Morris Men

Since I was last in the North Country, Tom's acquired a Morris Minor. As far as Tom's concerned, this possession is an unparalleled pride and joy; I suspect that the only way he'll ever surpass this car as a plaything is if he manages to get his hands on a second-hand steam train. Yes, the more safety-conscious among us may point out that the engine sounds like an explosion waiting to happen; that the car contains no airbags, impact bars, or indeed seltbeats; and that if, in the course of driving, we were to hit anything more substantial than a croissant, our remains would have to be identified through dental records. But they miss the crucial point - that roaring around the backstreets of Carlisle in a machine thrown together by some semi-skilled, half-pissed Teddy boy in Birmingham in 1956, is actually quite a lot of fun.
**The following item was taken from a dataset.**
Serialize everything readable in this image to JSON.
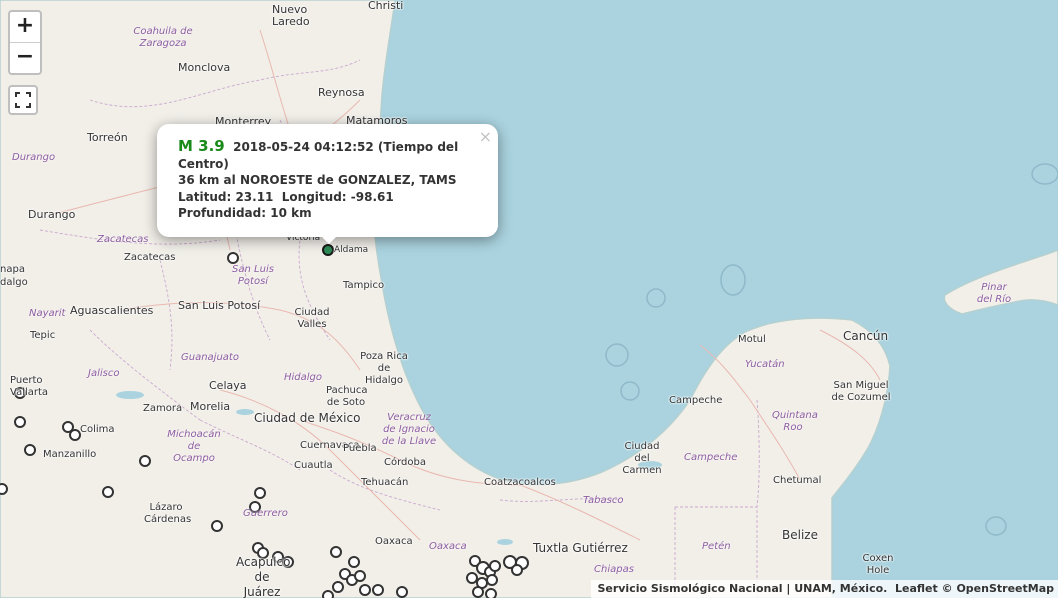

Yes, we enjoyed our beer run to Tesco, zooming down the alleyways like Life On Mars criminals, trying to work the Moggy up to the elusive forty miles-per-hour mark. We enjoyed stuffing our crates of beer into the cramped boot with geometric ingenuity. We enjoyed poking vital-looking things inside the car to see if they fell off. And as we retire to our evening of libations with the smell of leaded petrol rich in our nostrils and our clothes, I'm confident above all else that we've done our bit to make the world a safer and healthier place.